De la Chine à la Roumanie en passant par le Mexique.

On navigue donc du Mexique à la Roumanie ou à l’Andalousie. En Roumanie par exemple, les chercheurs mènent des recherches ethnoarchéologiques car des pratiques anciennes sont toujours en oeuvre. Ils peuvent ainsi élaborer différents types d’utilisation des sources salées selon la distance. On aborde aussi la question de la transmission des savoirs aux nouvelles générations. On retrouve encore en Roumanie les pratiques traditionnelles autour des sources salées. Dans la deuxième partie, une intéressante communication est consacrée aux salines préhispaniques du Mexique. Elles ont fonctionné à partir de 900 et on découvre comment l’arrivée des Européens modifie les techniques utilisées. On précise également le rôle symbolique du sel, vu comme une excrétion du corps des dieux. C’est l’occasion de montrer combien un produit comme le sel transcende les temps et les civilisations.

Le sel, outil pédagogique

Ainsi dans le cadre d’une activité pédagogique, un travail avait été mené dans une classe de collège qui regroupait des enfants venus de plusieurs cultures et qui ne formaient pas vraiment un groupe-classe. L’enseignant avait donc travaillé avec eux sur le sel, car il s’était aperçu qu’il s’agissait d’un dénominateur commun. En liaison avec un ethnologue ils avaient réalisé un petit livret baptisé « Usages de sel ». Celui-ci, épuisé, sera néanmoins bientôt mis en ligne sur le site des Musées des Techniques et Cultures Comtoises qui avaient été partenaires du projet.

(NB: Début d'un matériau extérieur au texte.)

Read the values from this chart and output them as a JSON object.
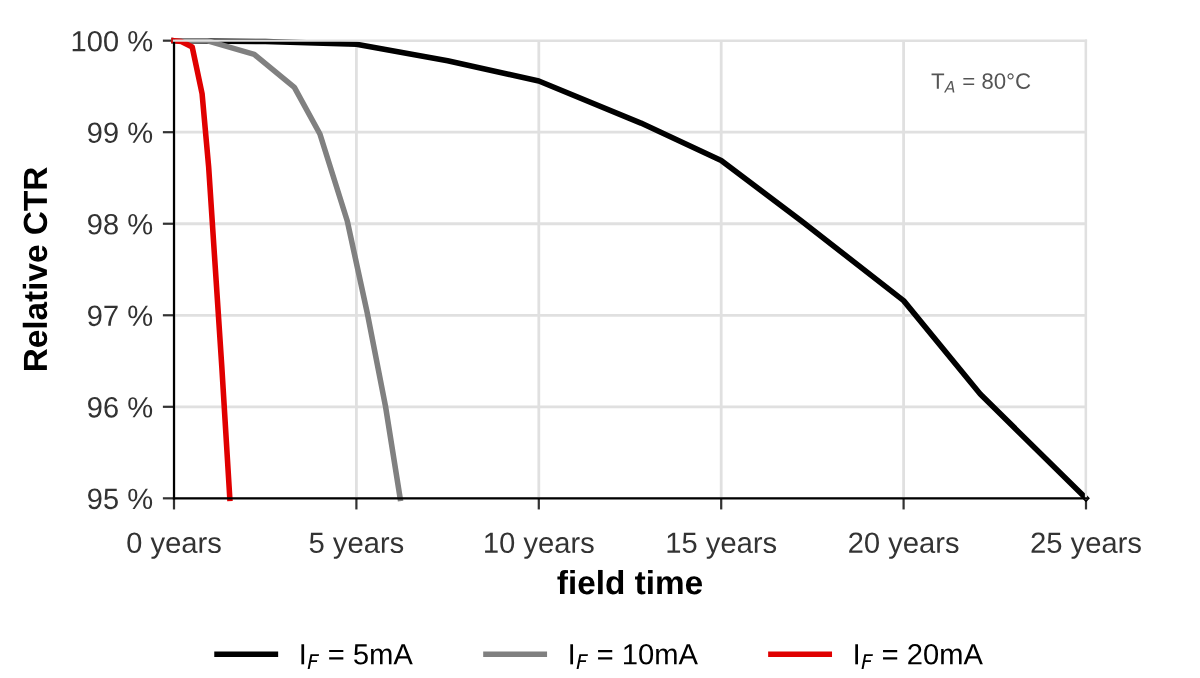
{
  "chart_data": {
    "type": "line",
    "xlabel": "field time",
    "ylabel": "Relative CTR",
    "annotations": [
      "T$_{A}$ = 80°C"
    ],
    "xlim": [
      0,
      25
    ],
    "ylim": [
      95,
      100
    ],
    "xticks": [
      {
        "value": 0,
        "label": "0 years"
      },
      {
        "value": 5,
        "label": "5 years"
      },
      {
        "value": 10,
        "label": "10 years"
      },
      {
        "value": 15,
        "label": "15 years"
      },
      {
        "value": 20,
        "label": "20 years"
      },
      {
        "value": 25,
        "label": "25 years"
      }
    ],
    "yticks": [
      {
        "value": 95,
        "label": "95 %"
      },
      {
        "value": 96,
        "label": "96 %"
      },
      {
        "value": 97,
        "label": "97 %"
      },
      {
        "value": 98,
        "label": "98 %"
      },
      {
        "value": 99,
        "label": "99 %"
      },
      {
        "value": 100,
        "label": "100 %"
      }
    ],
    "grid": true,
    "legend": "bottom",
    "marker": "none",
    "line_style": "solid",
    "series": [
      {
        "name": "I$_{F}$ = 5mA",
        "color": "#000000",
        "x": [
          0,
          2.5,
          5,
          7.5,
          10,
          12.8,
          15,
          17.2,
          20,
          22.1,
          25
        ],
        "values": [
          100,
          99.99,
          99.96,
          99.78,
          99.56,
          99.1,
          98.69,
          98.03,
          97.16,
          96.14,
          95
        ]
      },
      {
        "name": "I$_{F}$ = 10mA",
        "color": "#808080",
        "x": [
          0,
          0.9,
          2.2,
          3.3,
          4.0,
          4.75,
          5.3,
          5.8,
          6.2
        ],
        "values": [
          100,
          100,
          99.85,
          99.49,
          98.98,
          98.03,
          97.02,
          96.0,
          95
        ]
      },
      {
        "name": "I$_{F}$ = 20mA",
        "color": "#e00000",
        "x": [
          0,
          0.2,
          0.5,
          0.77,
          0.95,
          1.13,
          1.31,
          1.53
        ],
        "values": [
          100,
          99.99,
          99.93,
          99.42,
          98.62,
          97.53,
          96.44,
          95
        ]
      }
    ]
  }
}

Comprendre la Franche-Comté grâce à la Guinée

Un article est consacré à la saline royale d’Arc-et-Senans. Son histoire est très intéressante ; elle ne fonctionna jamais vraiment selon les espérances. Oeuvre de Claude-Nicolas Ledoux, elle fonctionnait en synergie avec Salins-les-Bains. L’eau salée était acheminée de Salins à Arc-et-Senans par des saumoducs. Le CRDP de Besançon a consacré au constructeur de la Saline un DVD de douze petits films à l’occasion du bicentenaire de sa mort en 2006.
Dans le Jura, des regroupements de villages fortifiés préhistoriques ont été relevés autour de certaines sources salées, ce qui tend à faire passer l’idée d’un intérêt pour les saumures naturelles et ce dès le Néolithique. Les auteurs se sont tournés alors vers la Guinée car ils n’avaient pas les moyens de démontrer comment s’était faite la production du sel. Cela a permis de comprendre des mécanismes de production, mais en même temps cela ouvre de nouvelles questions. Cette comparaison est intéressante, mais elle a aussi ses limites. Certains endroits se sont développés et pas d’autres.
Un futur musée du sel ouvrira à Salins-les-Bains au printemps 2009. Ainsi, l’histoire du sel ne s’arrête jamais et dans une muséographie toute renouvelée, le visiteur pourra naviguer de Salins à Arc-et-Senans, distants de 20 kilomètres, pour découvrir, en plus de ces deux endroits étonnants, l’histoire du sel.

Il s’agit donc d’un livre spécialisé qui apporte un état des lieux de la recherche, mais qui nécessite donc un certain nombre de connaissances de base sur le sujet pour arriver à relier les exemples cités à des problématiques plus globales.